The estimates of how many patients die in American hospitals due to potentially preventable errors keeps climbing — despite more than a decade of serious efforts to lower these rates.
Is it possible that we are ignoring a simple answer to this problem?
Back in 1999, an Institute of Medicine report made headlines by calculating that as many as 98,000 Americans die of errors annually in hospitals.
Just recently, Dr. John T. James of Patient Safety America, based in Houston, used newer methods and argued that the true death rate is nearer to 400,000, making medical errors the third largest cause of death in the U.S.
This is discouraging not only because a single death of a patient, that could have been prevented had the staff been more careful in some way, is itself a tragedy.
It’s discouraging because as anyone who works in hospitals knows, the entire system has been on red alert since 1999 to find ways to reduce and prevent errors.
Yet the harder we all try, the more the numbers keep climbing.
We now get into territory where I have no evidence at all to back me up and am wandering off into pure speculation.
I also have distinct biases from my training in the field of family medicine, where we tend to believe that the simplest approach is often the best approach.
So, in a purely speculative vein, I wonder if we have missed the boat because we ignore the root cause of so many errors, the ever-increasing complexity of health care.
Whenever we trip over our complicated technology and find that it is causing harm to patients, we decide that the best fix is — more technology.
The new technology is well intended and in its own way sounds completely logical.
But by increasing the total technological complexity of the whole system, what if the end result is more errors, not fewer?
An example is provided by electronic medical records.
These gizmos were introduced with great enthusiasm because it made sense that a computer could avoid a lot of human error — such as the fabled illegible handwritten prescription.
The trouble is, of course, that humans have to use the computers. Some of these records are so complicated that they create new ways to make errors for every old way they avoid.
When we add more technological complexity, we imagine we’re making health care better — and we usually are, but only to a marginal degree.
We never ask whether by increasing the sheer complexity of the entire system, we may be undermining any hoped-for improvement.

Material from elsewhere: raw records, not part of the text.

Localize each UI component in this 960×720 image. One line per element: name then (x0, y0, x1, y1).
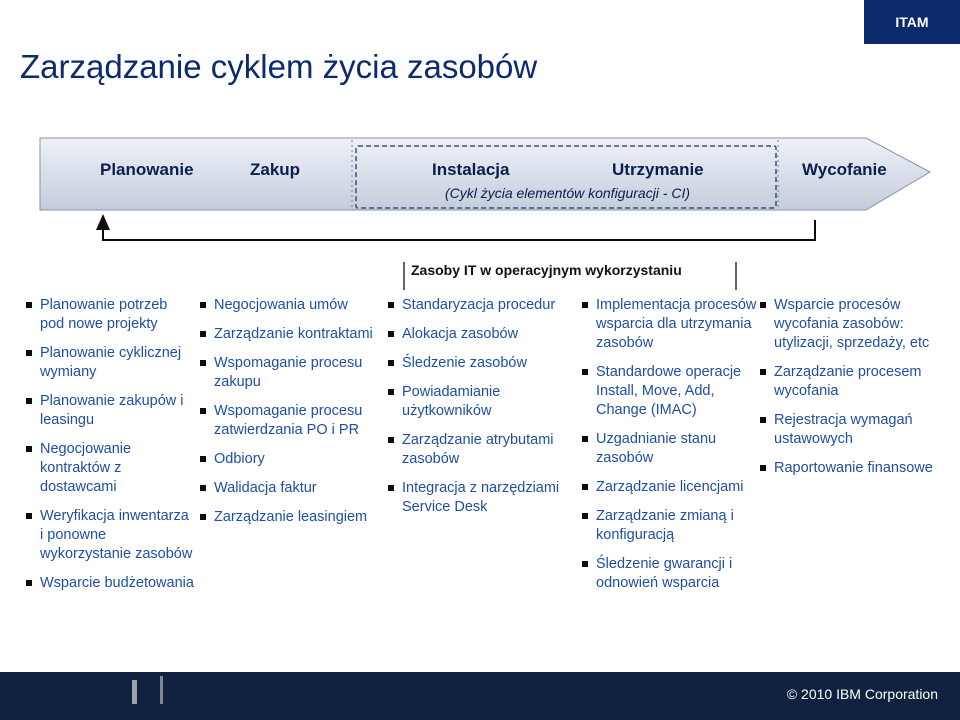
list-item: Uzgadnianie stanu zasobów (582, 430, 760, 468)
operational-section-label: Zasoby IT w operacyjnym wykorzystaniu (411, 262, 682, 278)
list-item: Wspomaganie procesu zakupu (200, 354, 382, 392)
column-wycofanie (760, 296, 952, 488)
bullet-icon (760, 369, 766, 375)
list-item: Powiadamianie użytkowników (388, 383, 560, 421)
stage-instalacja: Instalacja (432, 160, 510, 179)
bullet-icon (582, 436, 588, 442)
stage-zakup: Zakup (250, 160, 301, 179)
bullet-icon (760, 302, 766, 308)
bullet-icon (582, 484, 588, 490)
list-item: Rejestracja wymagań ustawowych (760, 411, 952, 449)
cycle-note: (Cykl życia elementów konfiguracji - CI) (444, 185, 691, 201)
list-item: Integracja z narzędziami Service Desk (388, 479, 560, 517)
list-item: Alokacja zasobów (388, 325, 560, 344)
bullet-icon (582, 302, 588, 308)
bullet-icon (26, 302, 32, 308)
page-title: Zarządzanie cyklem życia zasobów (20, 48, 538, 85)
list-item: Standaryzacja procedur (388, 296, 560, 315)
list-item: Wsparcie budżetowania (26, 574, 194, 593)
column-utrzymanie (582, 296, 760, 603)
bullet-icon (760, 465, 766, 471)
list-item: Planowanie potrzeb pod nowe projekty (26, 296, 194, 334)
list-item: Śledzenie gwarancji i odnowień wsparcia (582, 555, 760, 593)
bullet-icon (200, 456, 206, 462)
list-item: Wsparcie procesów wycofania zasobów: utylizacji, sprzedaży, etc (760, 296, 952, 353)
list-item: Zarządzanie zmianą i konfiguracją (582, 507, 760, 545)
bullet-icon (200, 360, 206, 366)
list-item: Zarządzanie kontraktami (200, 325, 382, 344)
footer-bar-icon (160, 676, 163, 704)
bullet-icon (388, 360, 394, 366)
list-item: Zarządzanie atrybutami zasobów (388, 431, 560, 469)
list-item: Zarządzanie licencjami (582, 478, 760, 497)
stage-wycofanie: Wycofanie (802, 160, 887, 179)
column-instalacja (388, 296, 560, 527)
list-item: Planowanie cyklicznej wymiany (26, 344, 194, 382)
list-item: Planowanie zakupów i leasingu (26, 392, 194, 430)
bullet-icon (200, 485, 206, 491)
stage-utrzymanie: Utrzymanie (612, 160, 704, 179)
return-loop-line (103, 220, 815, 240)
bullet-icon (388, 389, 394, 395)
bullet-icon (388, 437, 394, 443)
list-item: Zarządzanie procesem wycofania (760, 363, 952, 401)
list-item: Wspomaganie procesu zatwierdzania PO i PR (200, 402, 382, 440)
bullet-icon (582, 369, 588, 375)
bullet-icon (388, 331, 394, 337)
list-item: Standardowe operacje Install, Move, Add, Change (IMAC) (582, 363, 760, 420)
list-item: Raportowanie finansowe (760, 459, 952, 478)
footer-bar (0, 672, 960, 720)
bullet-icon (200, 514, 206, 520)
bullet-icon (26, 398, 32, 404)
bullet-icon (582, 561, 588, 567)
itam-badge: ITAM (864, 0, 960, 44)
list-item: Weryfikacja inwentarza i ponowne wykorzystanie zasobów (26, 507, 194, 564)
bullet-icon (200, 408, 206, 414)
list-item: Zarządzanie leasingiem (200, 508, 382, 527)
copyright: © 2010 IBM Corporation (786, 686, 938, 702)
stage-planowanie: Planowanie (100, 160, 194, 179)
footer-bar-icon (132, 680, 137, 704)
bullet-icon (26, 513, 32, 519)
list-item: Negocjowanie kontraktów z dostawcami (26, 440, 194, 497)
bullet-icon (200, 331, 206, 337)
bullet-icon (582, 513, 588, 519)
bullet-icon (760, 417, 766, 423)
bullet-icon (388, 302, 394, 308)
list-item: Śledzenie zasobów (388, 354, 560, 373)
list-item: Negocjowania umów (200, 296, 382, 315)
bullet-icon (26, 446, 32, 452)
list-item: Odbiory (200, 450, 382, 469)
column-zakup (200, 296, 382, 537)
column-planowanie (26, 296, 194, 603)
list-item: Walidacja faktur (200, 479, 382, 498)
bullet-icon (200, 302, 206, 308)
list-item: Implementacja procesów wsparcia dla utrzymania zasobów (582, 296, 760, 353)
bullet-icon (26, 580, 32, 586)
return-arrowhead-icon (96, 214, 110, 230)
bullet-icon (26, 350, 32, 356)
bullet-icon (388, 485, 394, 491)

What if we save one extra life out of 10,000 patients with our fancy new technology; but the more complex health system kills 5 out of 10,000 extra patients with medical errors?
So I have a very controversial proposal. Let’s try an experiment where smart people review a lot of complicated procedures we now do in hospitals, look carefully at the evidence of what benefit they provide, and figure out ways to simplify the processes as much as possible.
Then let’s try it and see if the error rate goes down.